Облокотился на колени, положил голову на руки и ссутулился, сгорбился, как будто весь поник под навалившейся тяжестью. Слёзы задрожали в голосе.

– Простите, друзья! Не надо об этом…

– Нет, надо, Рылеев! Говори всё, легче будет, – сказал Оболенский.

– Планщиком назвал меня Пушкин. «Не поэт, а планщик». Да, планщик и есть, – усмехнулся Рылеев. – Умозритель свободы, а не делатель. Планы чёрчу, а не строю.

– Не вы один, Рылеев, мы все такие же, – возразил Голицын.

– Да, все. Намедни, ночью, когда ходил по улицам, где-то в глухом переулочке, между казармами, собралась кучка солдат, слушают: о новой присяге всё понимают: «Грудью, – говорят, – встанем за царя Константина, не выдадим!» Ну, я и разошёлся, заговорил о конституции, о вольности, о правах человечества. А за спиной, слышу, смеётся солдатик пьяненький да ласково так, будто жалеючи: «Эх, барин, барин, хороший барин, да бестолковый! Кажись, и по-русски говорит, а ничего не поймёшь!» Только всего и сказал, а я вдруг понял. Да, в России – нерусские, своим – чужие, безродные, бездомные, пришельцы, скитальцы, изгнанники вечные. Даже не смеем сказать, что восстаём за вольность, – говорим: за царя Константина. Лжём. А когда узнает правду народ, то нас же проклянёт, предаст палачам на распятие. Верьте, друзья, я никогда не надеялся, что дело наше может состояться иначе, как нашею собственною гибелью. Но всё-таки думал, что увидим страну обетованную хоть издали. Нет, не увидим. Не увидят свободной России наши глаза, ни глаза наших внуков и правнуков! Погибнем бесславно, бесследно, бессмысленно. Разобьём голову об стену, а из темницы не вырвемся. Кости наши сгниют, а надежды наши не сбудутся… О, тяжко, братья, тяжко, сверх сил!

Не кончил и закрыл лицо руками.

Оболенский опять подсел к нему и начал гладить его по голове с тихою ласкою. Как всегда в минуты нежности, называл его «Коньком» – от «Коня», Кондратий.

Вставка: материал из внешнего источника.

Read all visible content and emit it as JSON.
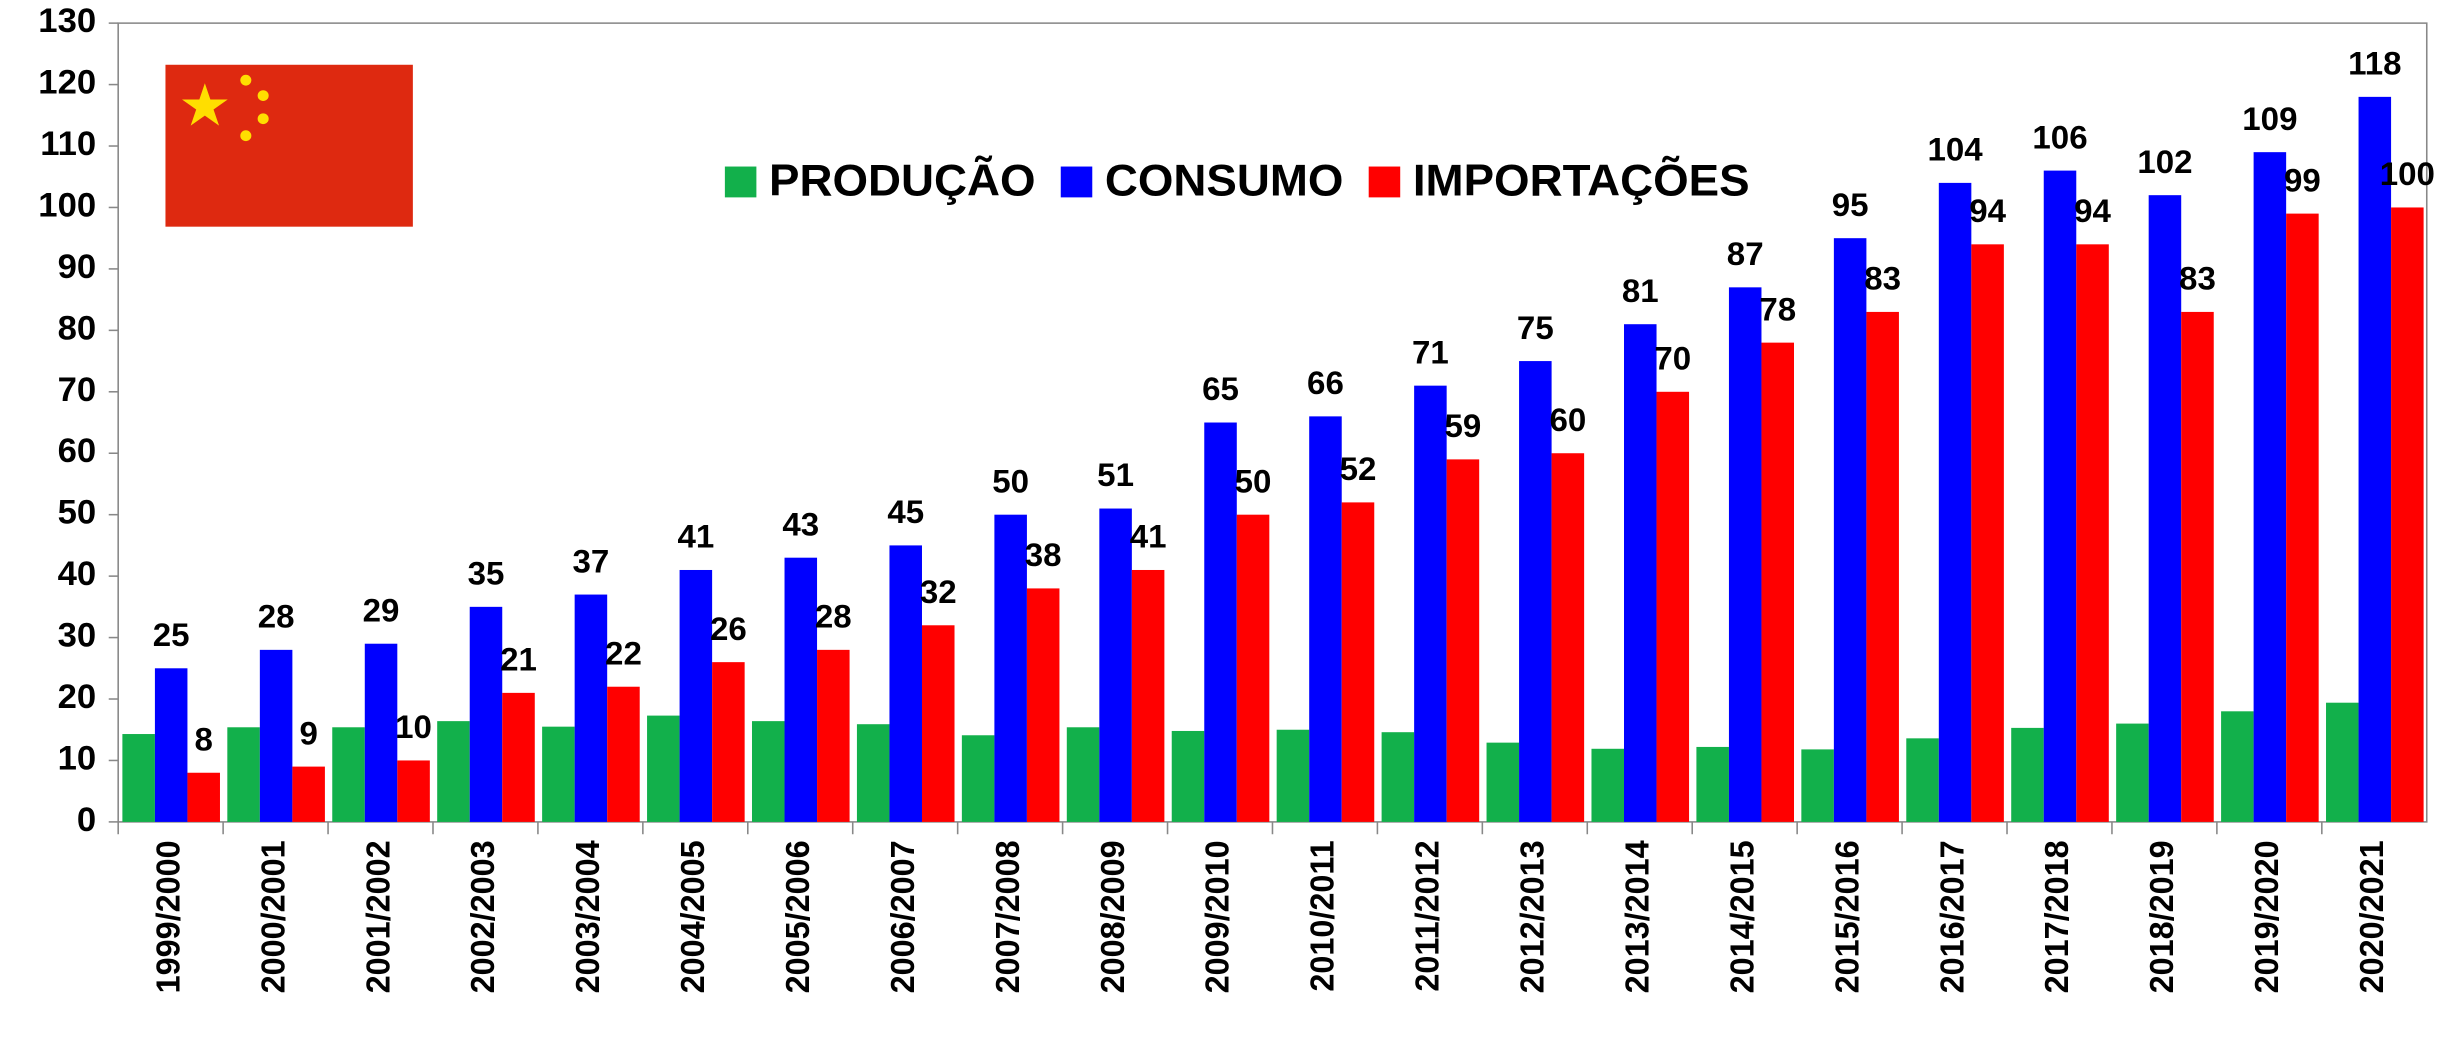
{
  "chart_data": {
    "type": "bar",
    "categories": [
      "1999/2000",
      "2000/2001",
      "2001/2002",
      "2002/2003",
      "2003/2004",
      "2004/2005",
      "2005/2006",
      "2006/2007",
      "2007/2008",
      "2008/2009",
      "2009/2010",
      "2010/2011",
      "2011/2012",
      "2012/2013",
      "2013/2014",
      "2014/2015",
      "2015/2016",
      "2016/2017",
      "2017/2018",
      "2018/2019",
      "2019/2020",
      "2020/2021"
    ],
    "series": [
      {
        "name": "PRODUÇÃO",
        "color": "#12b04b",
        "values": [
          14.3,
          15.4,
          15.4,
          16.4,
          15.5,
          17.3,
          16.4,
          15.9,
          14.1,
          15.4,
          14.8,
          15.0,
          14.6,
          12.9,
          11.9,
          12.2,
          11.8,
          13.6,
          15.3,
          16.0,
          18.0,
          19.4
        ]
      },
      {
        "name": "CONSUMO",
        "color": "#0000ff",
        "values": [
          25,
          28,
          29,
          35,
          37,
          41,
          43,
          45,
          50,
          51,
          65,
          66,
          71,
          75,
          81,
          87,
          95,
          104,
          106,
          102,
          109,
          118
        ]
      },
      {
        "name": "IMPORTAÇÕES",
        "color": "#ff0000",
        "values": [
          8,
          9,
          10,
          21,
          22,
          26,
          28,
          32,
          38,
          41,
          50,
          52,
          59,
          60,
          70,
          78,
          83,
          94,
          94,
          83,
          99,
          100
        ]
      }
    ],
    "labeled_series": [
      1,
      2
    ],
    "ylim": [
      0,
      130
    ],
    "yticks": [
      0,
      10,
      20,
      30,
      40,
      50,
      60,
      70,
      80,
      90,
      100,
      110,
      120,
      130
    ],
    "grid": false
  }
}
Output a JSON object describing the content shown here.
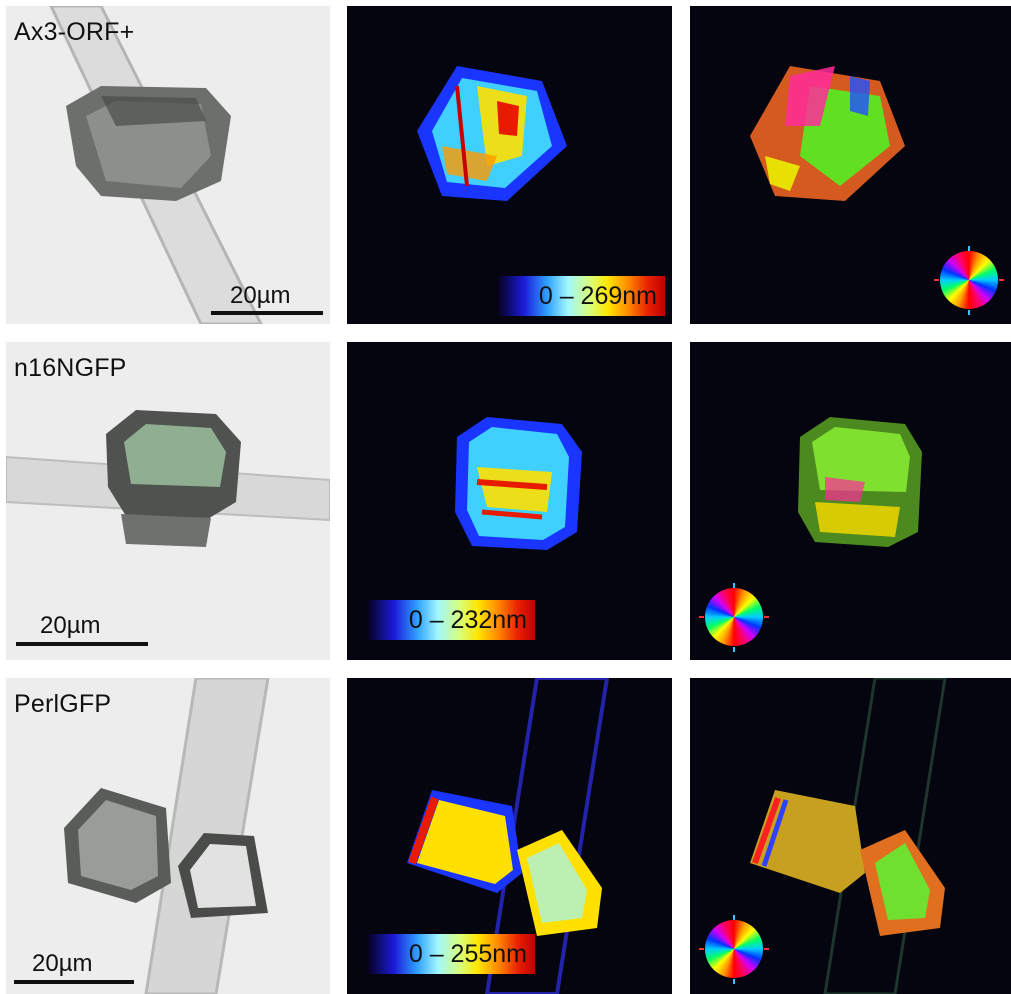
{
  "rows": [
    {
      "sample_label": "Ax3-ORF+",
      "scale_label": "20µm",
      "retardance_range": "0 – 269nm"
    },
    {
      "sample_label": "n16NGFP",
      "scale_label": "20µm",
      "retardance_range": "0 – 232nm"
    },
    {
      "sample_label": "PerlGFP",
      "scale_label": "20µm",
      "retardance_range": "0 – 255nm"
    }
  ],
  "legend_colors": [
    "#050018",
    "#1b1bd8",
    "#2fa0ff",
    "#9ff6ff",
    "#d7ff7f",
    "#ffe600",
    "#ff8a00",
    "#e82000",
    "#c00000"
  ],
  "orientation_wheel": {
    "icon": "color-wheel-icon"
  }
}
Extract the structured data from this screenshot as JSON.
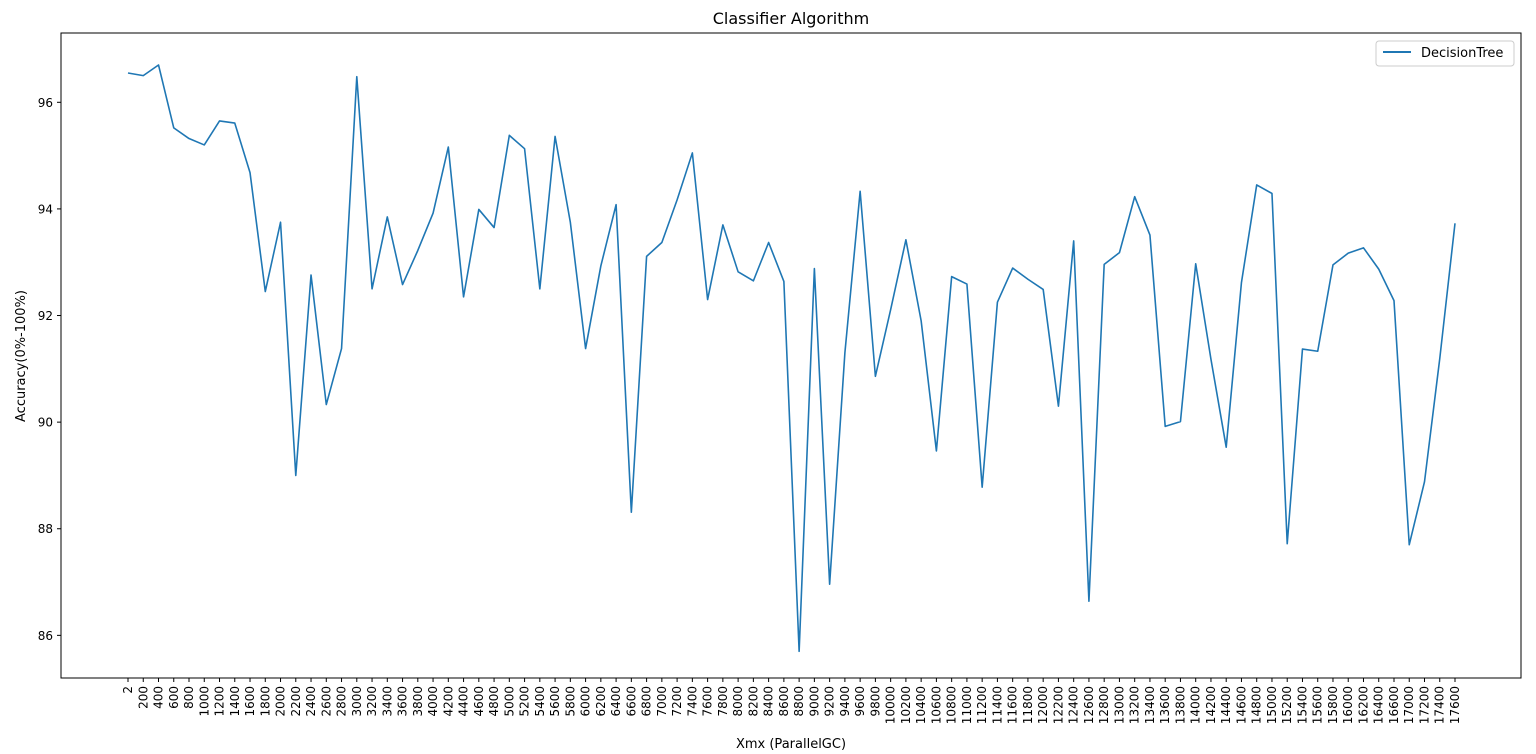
{
  "chart_data": {
    "type": "line",
    "title": "Classifier Algorithm",
    "xlabel": "Xmx (ParallelGC)",
    "ylabel": "Accuracy(0%-100%)",
    "ylim": [
      85.2,
      97.3
    ],
    "yticks": [
      86,
      88,
      90,
      92,
      94,
      96
    ],
    "grid": false,
    "legend_position": "top-right",
    "x": [
      "2",
      "200",
      "400",
      "600",
      "800",
      "1000",
      "1200",
      "1400",
      "1600",
      "1800",
      "2000",
      "2200",
      "2400",
      "2600",
      "2800",
      "3000",
      "3200",
      "3400",
      "3600",
      "3800",
      "4000",
      "4200",
      "4400",
      "4600",
      "4800",
      "5000",
      "5200",
      "5400",
      "5600",
      "5800",
      "6000",
      "6200",
      "6400",
      "6600",
      "6800",
      "7000",
      "7200",
      "7400",
      "7600",
      "7800",
      "8000",
      "8200",
      "8400",
      "8600",
      "8800",
      "9000",
      "9200",
      "9400",
      "9600",
      "9800",
      "10000",
      "10200",
      "10400",
      "10600",
      "10800",
      "11000",
      "11200",
      "11400",
      "11600",
      "11800",
      "12000",
      "12200",
      "12400",
      "12600",
      "12800",
      "13000",
      "13200",
      "13400",
      "13600",
      "13800",
      "14000",
      "14200",
      "14400",
      "14600",
      "14800",
      "15000",
      "15200",
      "15400",
      "15600",
      "15800",
      "16000",
      "16200",
      "16400",
      "16600",
      "17000",
      "17200",
      "17400",
      "17600"
    ],
    "series": [
      {
        "name": "DecisionTree",
        "color": "#1f77b4",
        "values": [
          96.55,
          96.5,
          96.7,
          95.52,
          95.32,
          95.2,
          95.65,
          95.61,
          94.68,
          92.45,
          93.75,
          89.0,
          92.76,
          90.33,
          91.38,
          96.48,
          92.5,
          93.85,
          92.58,
          93.22,
          93.92,
          95.16,
          92.35,
          93.99,
          93.65,
          95.38,
          95.13,
          92.5,
          95.36,
          93.75,
          91.38,
          92.93,
          94.08,
          88.31,
          93.11,
          93.37,
          94.17,
          95.05,
          92.3,
          93.7,
          92.82,
          92.65,
          93.37,
          92.64,
          85.7,
          92.88,
          86.96,
          91.3,
          94.33,
          90.86,
          92.11,
          93.42,
          91.9,
          89.46,
          92.73,
          92.59,
          88.78,
          92.25,
          92.89,
          92.68,
          92.49,
          90.3,
          93.4,
          86.64,
          92.96,
          93.18,
          94.23,
          93.51,
          89.92,
          90.01,
          92.97,
          91.18,
          89.53,
          92.62,
          94.45,
          94.29,
          87.72,
          91.37,
          91.33,
          92.95,
          93.17,
          93.27,
          92.87,
          92.28,
          87.7,
          88.88,
          91.19,
          93.73
        ]
      }
    ]
  }
}
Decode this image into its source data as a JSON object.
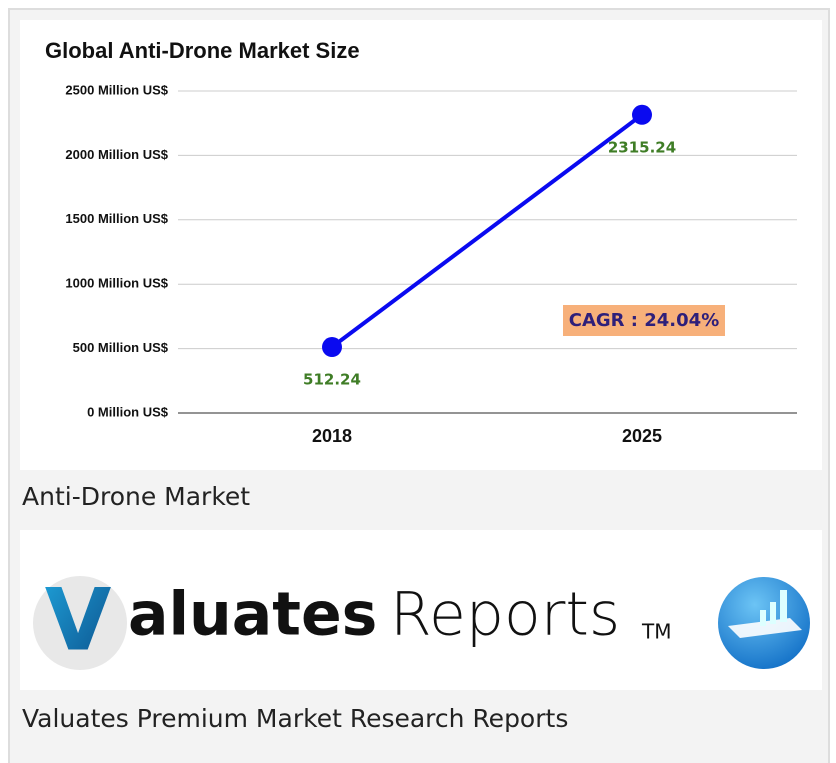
{
  "chart_data": {
    "type": "line",
    "title": "Global Anti-Drone Market Size",
    "categories": [
      "2018",
      "2025"
    ],
    "values": [
      512.24,
      2315.24
    ],
    "color": "#0a0af0",
    "ylim": [
      0,
      2500
    ],
    "yticks": [
      {
        "value": 0,
        "label": "0 Million US$"
      },
      {
        "value": 500,
        "label": "500 Million US$"
      },
      {
        "value": 1000,
        "label": "1000 Million US$"
      },
      {
        "value": 1500,
        "label": "1500 Million US$"
      },
      {
        "value": 2000,
        "label": "2000 Million US$"
      },
      {
        "value": 2500,
        "label": "2500 Million US$"
      }
    ],
    "grid": true,
    "annotation": "CAGR : 24.04%"
  },
  "caption1": "Anti-Drone Market",
  "logo": {
    "letter": "V",
    "text1": "aluates",
    "text2": "Reports",
    "mark": "TM"
  },
  "caption2": "Valuates Premium Market Research Reports"
}
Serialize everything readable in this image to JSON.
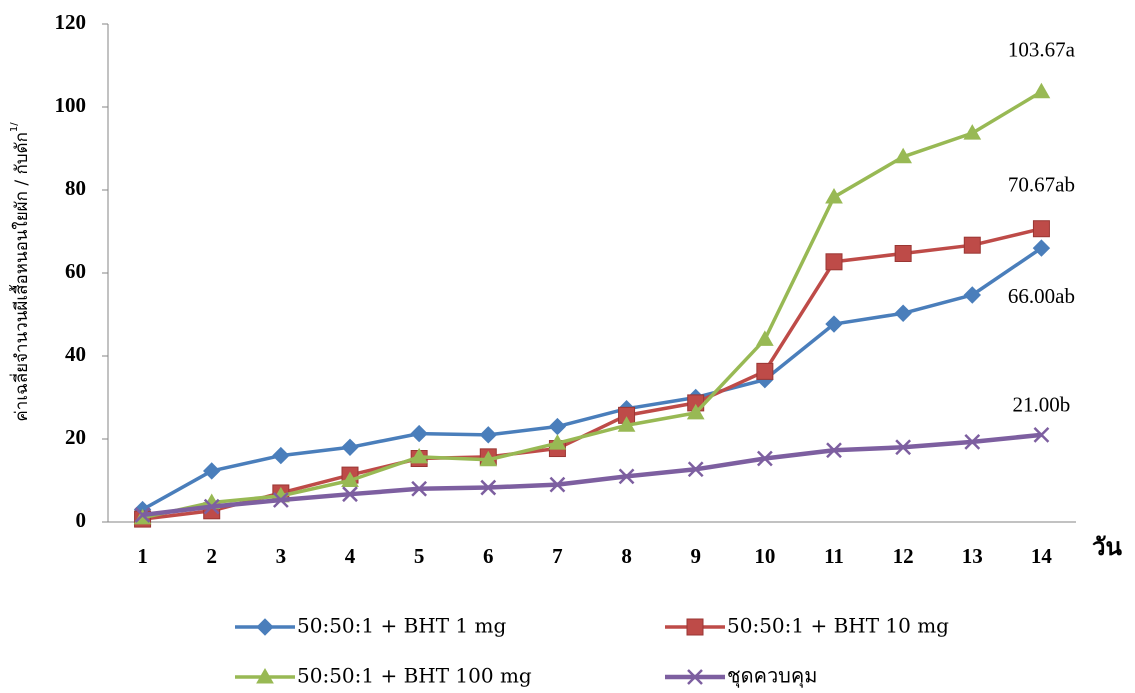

– Устал ты, измучился, Конёк мой бедненький!

– Устал, Оболенский, ох как устал! Вот, говорят, другая жизнь. А с меня и этой довольно. Так устал, что, кажется, мало смерти, мало вечности, чтобы отдохнуть…

– А знаете, о чём я всё думаю? – продолжал, помолчав. – Что это значит: «да идёт чаша сия мимо Меня»? Как мог Он это сказать? Для того и пришёл, чтобы чашу испить, – и вот не захотел, ослабел, ужаснулся. Это Он-то, Он – Бог! Совсем как человек… А что, Голицын, есть Бог? Только просто скажите: есть?

– Есть, Рылеев, – ответил Голицын и улыбнулся.

– Да, вот как просто сказали, – улыбнулся Рылеев. – Ну, не знаю, может, и есть. А только вам-то на что? Ведь вы свободы хотите?

– А разве нет свободы с Богом?

– Нет. С Богом – рабство.

– Было рабство, а будет свобода.

– Будет ли? И когда ещё будет? А сейчас… Нет, холодно, Голицын, холодно!

– Что холодно, Рылеев?

– Да вот ваш Бог, ваше небо. Кто любит небо, не любит земли.

– А разве нельзя вместе?

– Научите – как?

– Он уже научил: да будет воля Твоя на земле, как на небе. Тут уж вместе.

– Планщик!

– Ну что ж, пусть. За этот «план» умереть стоит!

Рылеев ничего не ответил, закрыл глаза, опустил голову, и слёзы потекли по лицу его, такие тихие, что он сам их не чувствовал.

Оболенский наклонился к нему и обнимал, целовал, как больного ребёнка, с тихою ласкою.

– Ничего, ничего, Конёк! Небось, всё будет ладно. Христос с тобой!